As a political sociologist, Putnam sees growing inequalities, and concludes that they produce diminishing social mobility. But the question of what has produced a precariat -- on call, short-term workers, with more than one low-wage job -- requires more than identifying the level of educational attainment of the workers.
The standard American economic story excludes the exploitation of workers by capitalist corporations. Good paying manufacturing jobs got outsourced to low-wage countries.
Families are poor because wages get suppressed when unemployment insurance is no longer there, welfare rates and minimum wages are low, and people are forced to work for whatever they can get.
In restoring the American dream, fixing the economy matters.

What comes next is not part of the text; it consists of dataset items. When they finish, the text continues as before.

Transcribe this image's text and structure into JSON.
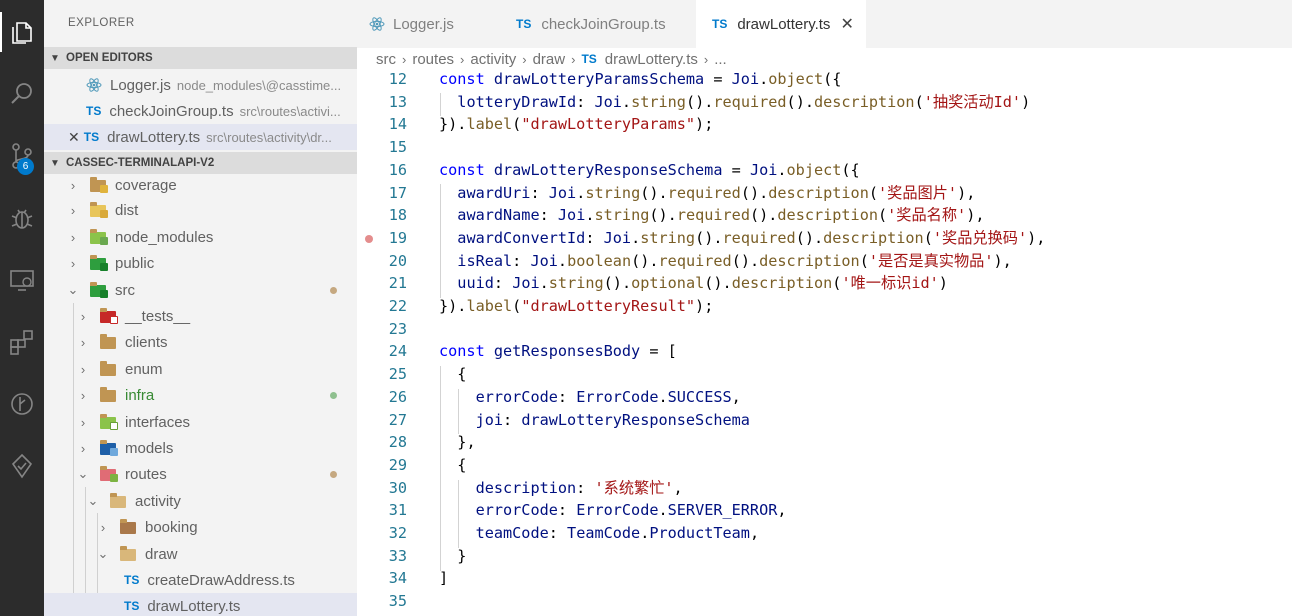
{
  "sidebar": {
    "title": "EXPLORER",
    "open_editors": {
      "header": "OPEN EDITORS",
      "items": [
        {
          "name": "Logger.js",
          "desc": "node_modules\\@casstime..."
        },
        {
          "name": "checkJoinGroup.ts",
          "desc": "src\\routes\\activi..."
        },
        {
          "name": "drawLottery.ts",
          "desc": "src\\routes\\activity\\dr..."
        }
      ],
      "ts_tag": "TS",
      "close_glyph": "✕"
    },
    "project": {
      "header": "CASSEC-TERMINALAPI-V2",
      "tree": [
        {
          "name": "coverage"
        },
        {
          "name": "dist"
        },
        {
          "name": "node_modules"
        },
        {
          "name": "public"
        },
        {
          "name": "src"
        },
        {
          "name": "__tests__"
        },
        {
          "name": "clients"
        },
        {
          "name": "enum"
        },
        {
          "name": "infra"
        },
        {
          "name": "interfaces"
        },
        {
          "name": "models"
        },
        {
          "name": "routes"
        },
        {
          "name": "activity"
        },
        {
          "name": "booking"
        },
        {
          "name": "draw"
        },
        {
          "name": "createDrawAddress.ts"
        },
        {
          "name": "drawLottery.ts"
        }
      ]
    }
  },
  "activity_bar": {
    "icons": [
      "files-icon",
      "search-icon",
      "source-control-icon",
      "debug-icon",
      "remote-explorer-icon",
      "extensions-icon",
      "git-graph-icon",
      "test-icon"
    ],
    "scm_badge": "6"
  },
  "tabs": [
    {
      "label": "Logger.js",
      "active": false
    },
    {
      "label": "checkJoinGroup.ts",
      "active": false
    },
    {
      "label": "drawLottery.ts",
      "active": true
    }
  ],
  "tab_close": "✕",
  "breadcrumb": [
    "src",
    "routes",
    "activity",
    "draw",
    "drawLottery.ts",
    "..."
  ],
  "editor": {
    "line_numbers": [
      "12",
      "13",
      "14",
      "15",
      "16",
      "17",
      "18",
      "19",
      "20",
      "21",
      "22",
      "23",
      "24",
      "25",
      "26",
      "27",
      "28",
      "29",
      "30",
      "31",
      "32",
      "33",
      "34",
      "35"
    ],
    "breakpoint_line": "19"
  },
  "colors": {
    "accent": "#007acc",
    "activity_bar": "#2c2c2c",
    "sidebar_bg": "#f3f3f3",
    "line_number": "#237893",
    "keyword": "#0000ff",
    "string": "#a31515",
    "function": "#795e26",
    "variable": "#001080",
    "type": "#267f99",
    "modified_dot": "#c5a880",
    "untracked_dot": "#8fc08f"
  }
}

Putnam caught the public imagination with Bowling Alone, published in 2000. Americans were losing their social ties to their neighbours. They were no longer making social connections through organized activities. Even bowling in leagues was in decline.
After the Second World War, Americans were "joiners." Meetings, clubs, associations, gathering places provided people with "social capital," connections with others. But that turned around, he found. By 1997 networks of support were less available than at any time since the1930s Depression. People were increasingly isolated. The help from others needed to prosper and make an interesting life for themselves was dissipating.
In Our Kids, Putnam doubles down on isolation. Now family breakdown is occurring across America. Lone-parent families have lonely kids. Children are left without mentors, advice, and ultimately without the needed "savy" to get ahead.
The American dream is liberal. It is about expanding individual capacities and capabilities. It turns out this only happens when people look out for each other. This happens among the wealthy, not among regular Americans.
Big money has captured democratic politics. Political institutions are broken, making it hard to produce progressive social change.
Left critics find the cause of American social breakdown in footloose neoliberal capitalism eroding welfare and killing communities. The gains of the rich come through impoverishing others.
According to a 2010 Pew Survey, young Americans (18-30) react favourably (43 per cent) to the word "socialist" in the same proportion as to "capitalist."
If Putnam is a socialist, he keeps it to himself. His ideas about how to fix what is wrong in America are mainstream.
The last chapter of his new book calls for school reform to ensure that mentoring and extracurricular activities are given pride of place. Putnam wants shorter prison terms for non-violent crime to get fathers out of jail earlier. He favours more money flowing to poor families through cash transfers and earned income-tax credits.
Putnam, a Harvard professor, has a personal relationship with Harvard Law graduate U.S. President Obama. The social reformer meets with Jeb Bush, Republican aspirant to the White House, and with Democrat Hillary Clinton as well. His ideas get a hearing, and some are being tried already.
Can the world expect to see the return of the upwardly mobile American? According to Emily Badger who interviewed him for the Washington Post, Putnam wants "inequality of opportunity for kids to be the central issue in the 2016 presidential election."
Duncan Cameron is the president of rabble.ca and writes a weekly column on politics and current affairs.